I didn’t want to kill it. Confession: I know how to kill lamium and it’s easy. I had a very pretty patch of lamium which usually started blooming about right now. However, it croaked last season when I put pine needles in my beds. Has this happened to anyone else? It’s a mint so I assumed it was indestructible.

I looked back at a post last year and it was blooming on the 15th of January.

10 Comments Add yours

  1. Uhoh! I have a similar lamium patch but I haven’t used pine needles for mulch before. Like you, I assumed that it was impossible to kill.


  2. All I did was plant it and enjoy it.
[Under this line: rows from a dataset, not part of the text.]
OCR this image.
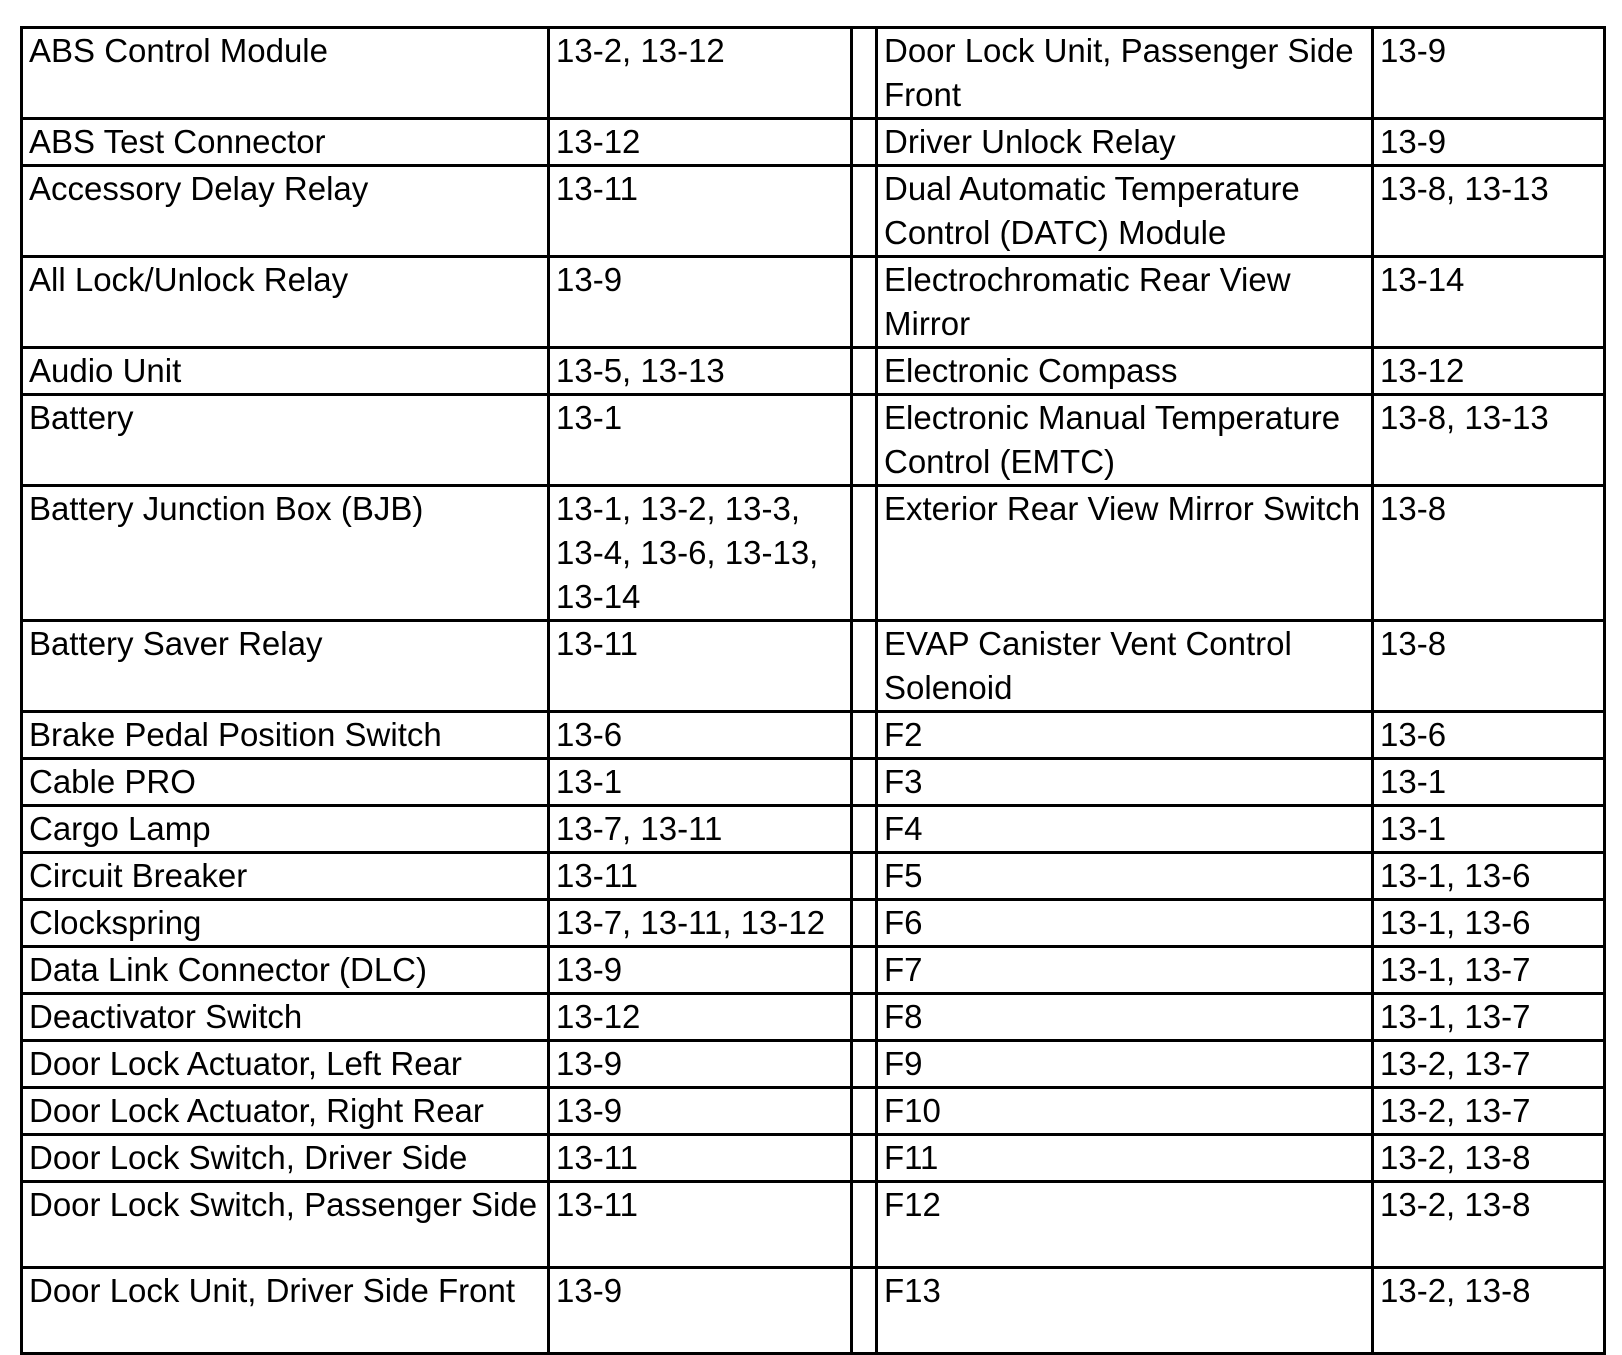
ABS Control Module	13-2, 13-12		Door Lock Unit, Passenger Side Front	13-9
ABS Test Connector	13-12		Driver Unlock Relay	13-9
Accessory Delay Relay	13-11		Dual Automatic Temperature Control (DATC) Module	13-8, 13-13
All Lock/Unlock Relay	13-9		Electrochromatic Rear View Mirror	13-14
Audio Unit	13-5, 13-13		Electronic Compass	13-12
Battery	13-1		Electronic Manual Temperature Control (EMTC)	13-8, 13-13
Battery Junction Box (BJB)	13-1, 13-2, 13-3, 13-4, 13-6, 13-13, 13-14		Exterior Rear View Mirror Switch	13-8
Battery Saver Relay	13-11		EVAP Canister Vent Control Solenoid	13-8
Brake Pedal Position Switch	13-6		F2	13-6
Cable PRO	13-1		F3	13-1
Cargo Lamp	13-7, 13-11		F4	13-1
Circuit Breaker	13-11		F5	13-1, 13-6
Clockspring	13-7, 13-11, 13-12		F6	13-1, 13-6
Data Link Connector (DLC)	13-9		F7	13-1, 13-7
Deactivator Switch	13-12		F8	13-1, 13-7
Door Lock Actuator, Left Rear	13-9		F9	13-2, 13-7
Door Lock Actuator, Right Rear	13-9		F10	13-2, 13-7
Door Lock Switch, Driver Side	13-11		F11	13-2, 13-8
Door Lock Switch, Passenger Side	13-11		F12	13-2, 13-8
Door Lock Unit, Driver Side Front	13-9		F13	13-2, 13-8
Very easy care here in this garden. It’s growing along a path out to the backyard. Spreads, but not too aggressively, so I can easily control it. This post describes my experience with Lamium: http://plantpostings.blogspot.com/2010/10/hardy-lamium.html. I’ll make a note about the pine needles.


  3. I grow lamium under a white pine and the beds are filled with pine needles. The lamium thrives there. For a picture, see the second to last photo in this post: http://carolynsshadegardens.com/2010/12/01/keeping-the-shade-garden-going-in-late-fall/. It probably was not the needles that killed yours. I find that it waxes and wanes according to the weather that season. I hope yours is just waning and will come back. As far as Joey’s comment, without exception every time one of my customers says this, they are talking about Lamiastrum galeobdolon, yellow archangel, with yellow flowers. It has given lamium an undeservedly bad reputation. However, lamium is a ground cover and it is supposed to spread.


    1. joey says:

      Actually, it’s Silver Beacon (Lamium maculatum), Carolyn. The original planted over 20 years ago is not as aggressive as the pesty shoots that developed and reverted to the vigorous solid-green form that needs to be rogued out since very aggressive, hard to control, and choking out my precious wildflower garden … like precious lady slippers, etc.
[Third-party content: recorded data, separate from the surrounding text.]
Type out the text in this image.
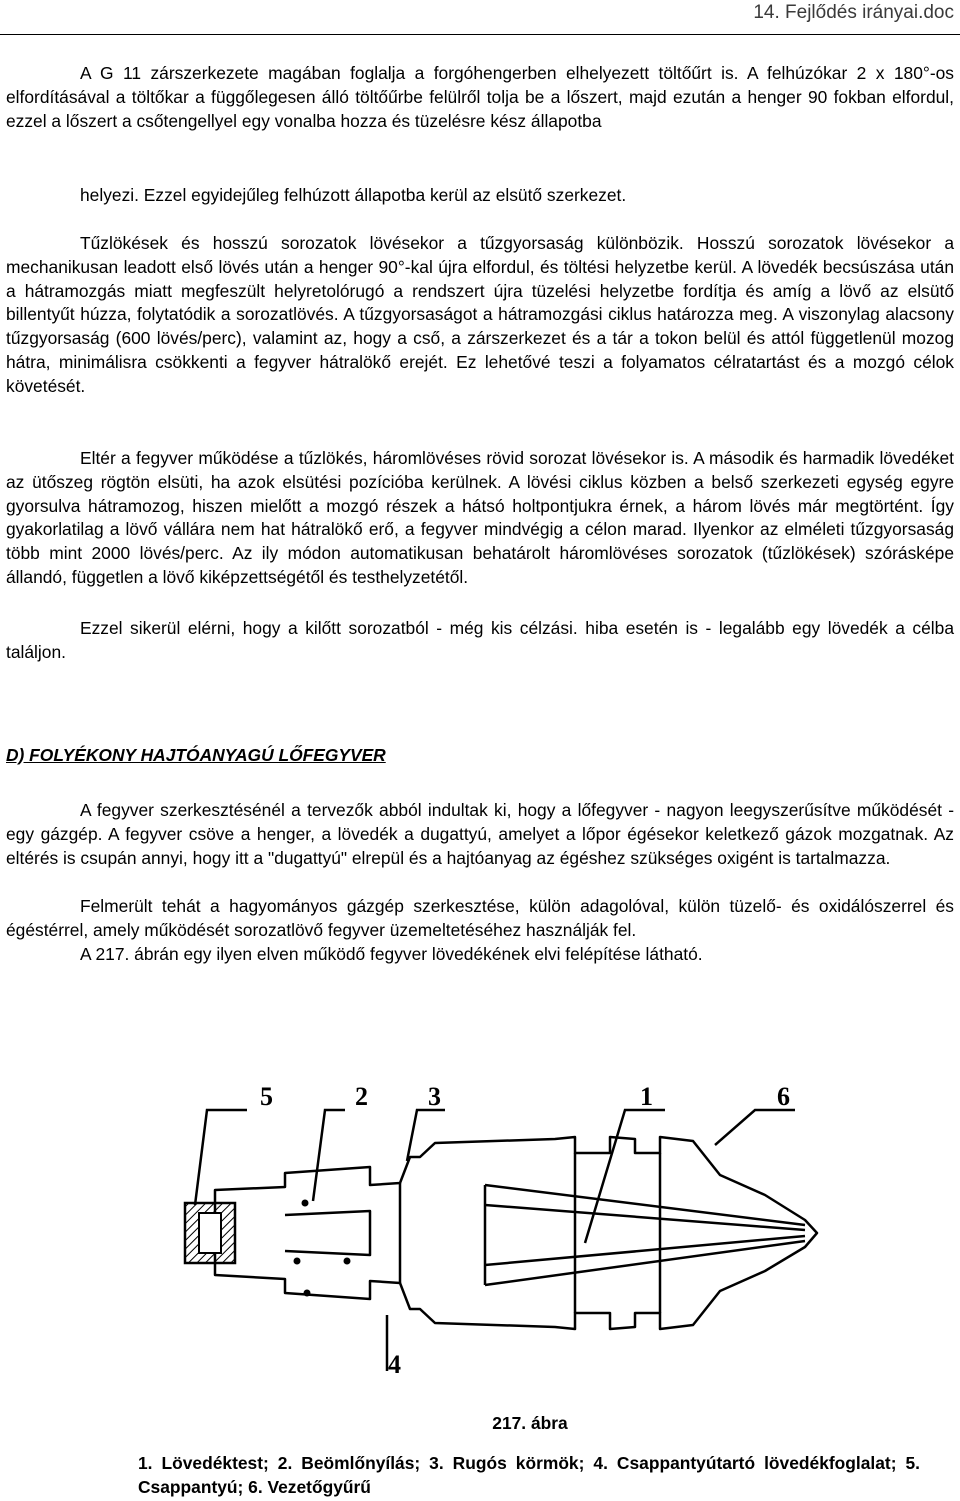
14. Fejlődés irányai.doc

A G 11 zárszerkezete magában foglalja a forgóhengerben elhelyezett töltőűrt is. A felhúzókar 2 x 180°-os elfordításával a töltőkar a függőlegesen álló töltőűrbe felülről tolja be a lőszert, majd ezután a henger 90 fokban elfordul, ezzel a lőszert a csőtengellyel egy vonalba hozza és tüzelésre kész állapotba

helyezi. Ezzel egyidejűleg felhúzott állapotba kerül az elsütő szerkezet.

Tűzlökések és hosszú sorozatok lövésekor a tűzgyorsaság különbözik. Hosszú sorozatok lövésekor a mechanikusan leadott első lövés után a henger 90°-kal újra elfordul, és töltési helyzetbe kerül. A lövedék becsúszása után a hátramozgás miatt megfeszült helyretolórugó a rendszert újra tüzelési helyzetbe fordítja és amíg a lövő az elsütő billentyűt húzza, folytatódik a sorozatlövés. A tűzgyorsaságot a hátramozgási ciklus határozza meg. A viszonylag alacsony tűzgyorsaság (600 lövés/perc), valamint az, hogy a cső, a zárszerkezet és a tár a tokon belül és attól függetlenül mozog hátra, minimálisra csökkenti a fegyver hátralökő erejét. Ez lehetővé teszi a folyamatos célratartást és a mozgó célok követését.

Eltér a fegyver működése a tűzlökés, háromlövéses rövid sorozat lövésekor is. A második és harmadik lövedéket az ütőszeg rögtön elsüti, ha azok elsütési pozícióba kerülnek. A lövési ciklus közben a belső szerkezeti egység egyre gyorsulva hátramozog, hiszen mielőtt a mozgó részek a hátsó holtpontjukra érnek, a három lövés már megtörtént. Így gyakorlatilag a lövő vállára nem hat hátralökő erő, a fegyver mindvégig a célon marad. Ilyenkor az elméleti tűzgyorsaság több mint 2000 lövés/perc. Az ily módon automatikusan behatárolt háromlövéses sorozatok (tűzlökések) szórásképe állandó, független a lövő kiképzettségétől és testhelyzetétől.

Ezzel sikerül elérni, hogy a kilőtt sorozatból - még kis célzási. hiba esetén is - legalább egy lövedék a célba találjon.

D) FOLYÉKONY HAJTÓANYAGÚ LŐFEGYVER

A fegyver szerkesztésénél a tervezők abból indultak ki, hogy a lőfegyver - nagyon leegyszerűsítve működését - egy gázgép. A fegyver csöve a henger, a lövedék a dugattyú, amelyet a lőpor égésekor keletkező gázok mozgatnak. Az eltérés is csupán annyi, hogy itt a "dugattyú" elrepül és a hajtóanyag az égéshez szükséges oxigént is tartalmazza.

Felmerült tehát a hagyományos gázgép szerkesztése, külön adagolóval, külön tüzelő- és oxidálószerrel és égéstérrel, amely működését sorozatlövő fegyver üzemeltetéséhez használják fel.

A 217. ábrán egy ilyen elven működő fegyver lövedékének elvi felépítése látható.

5	2 3	1	6
4
217. ábra

1. Lövedéktest; 2. Beömlőnyílás; 3. Rugós körmök; 4. Csappantyútartó lövedékfoglalat; 5. Csappantyú; 6. Vezetőgyűrű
      1. You are the first to report this and maybe it’s because you have had it so long, Joey. some plants take quite a while to become aggressive. Thank you so much for coming back to answer this because I always wanted to know if lamium could be invasive. Sounds bad!


      2. Jennifer says:

        I hate this stuff. My neighbors on both side of me never keep it under control and I am constantly having to remove it from my shrub beds. Someone dumped yard waste in the small wooded park in our subdivision and now it is competing with english ivy and killing off native vegetation. Wish the pine needles would kill it but we don’t have many of those here in western washington. Hoped cedar, spruce, hemlock, fir and dog urine would do it but no luck. I am getting worn out trying to keep up with this.

        Jennifer in Puyallup


        1. Jennifer says:

          This silver version is so aggressive that I rarely see the native version around here….in my neighborhood – purple deadnettle. Even slugs don’t eat it…


  4. Linda says:

    No… here is the problem that this flower grows me over the head!


  5. Donna says:

    I’ve almost drowned mine a couple of times by having it in too wet an area


  6. joey says:

    A huge pest in my life/garden … a beauty queen whose face never knows when to say goodbye. Enough I say and … rip, rip, rip … (30 yrs. chasing only makes her more more wilful).